The regulatory move from IBORs to the new benchmark RFRs has taken place quite smoothly for new USD, GBP and JPY equity swap trades, with no new trades submitted for USD-LIBOR since Feb 2022, GBP-LIBOR since Dec 2021 and JPY since Jan 2022. In some cases, the move across was quite last minute, JPY for example saw 100% of new trades in November 2021 submitted with JPY-LIBOR, which went down to 0% in December – with trades fully moving across to RFRs in just one month. EUR is moving more slowly, with 19% of volume in EUR-EuroSTR in June, up from 0% at the end of 2021.
The other notable development in the Equity Swaps market was the initial move to self-compounding rates which are now trending towards the overnight rate with compounding or averaging provisions applied.
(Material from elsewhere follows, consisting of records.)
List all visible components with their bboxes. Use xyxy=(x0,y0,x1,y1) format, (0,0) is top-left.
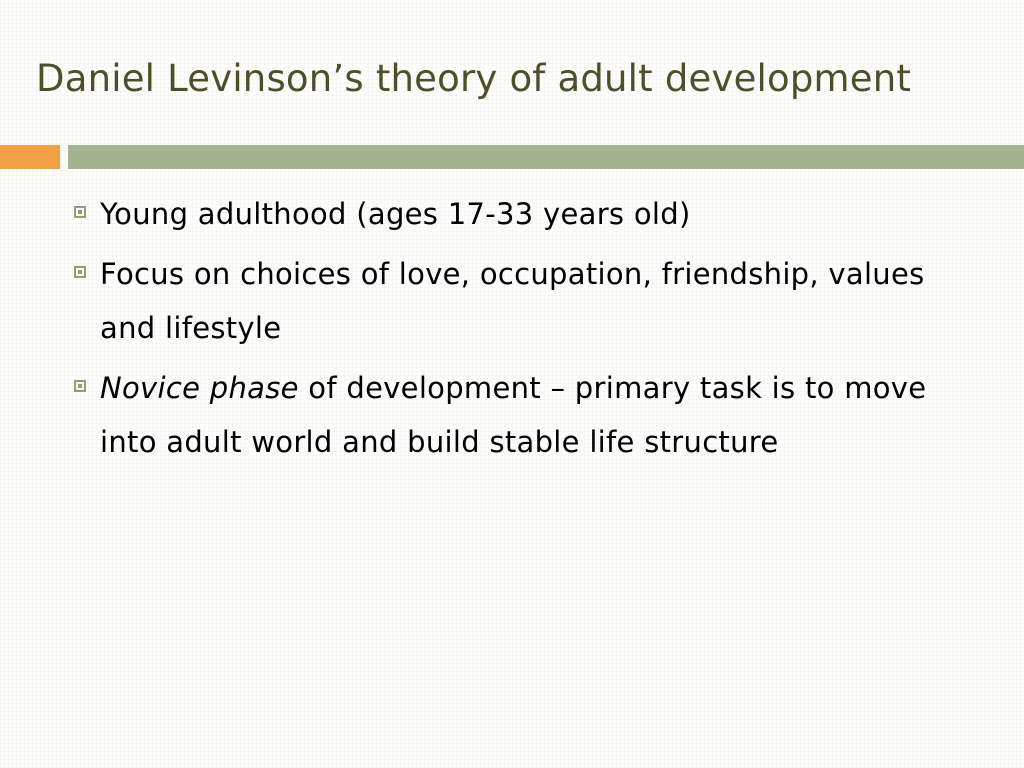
bullet-item-focus-choices xyxy=(72,247,972,355)
square-bullet-icon xyxy=(74,206,86,218)
bullet-item-novice-phase xyxy=(72,361,972,469)
accent-bar-green xyxy=(68,145,1024,169)
bullet-emphasis: Novice phase xyxy=(100,371,299,405)
bullet-text: of development – primary task is to move into adult world and build stable life structure xyxy=(100,371,927,459)
slide-title: Daniel Levinson’s theory of adult development xyxy=(36,57,912,100)
bullet-text: Focus on choices of love, occupation, friendship, values and lifestyle xyxy=(100,257,925,345)
accent-bar-orange xyxy=(0,145,60,169)
bullet-list xyxy=(72,187,972,475)
square-bullet-icon xyxy=(74,380,86,392)
bullet-text: Young adulthood (ages 17-33 years old) xyxy=(100,197,691,231)
square-bullet-icon xyxy=(74,266,86,278)
bullet-item-young-adulthood xyxy=(72,187,972,241)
For example, trades with GBP underliers in Feb 2022 made up around 30% and 56% of the volume and notional respectively vs the self-compounding rate. By July 2022, GBP-SONIA accounted for 72% of volume and 94% of notional.
We’ll continue to monitor the transition to RFRs, in particular overnight rates along with movements in other currencies to be ready to support all events linked to the transition, including the highly anticipated transition dry runs.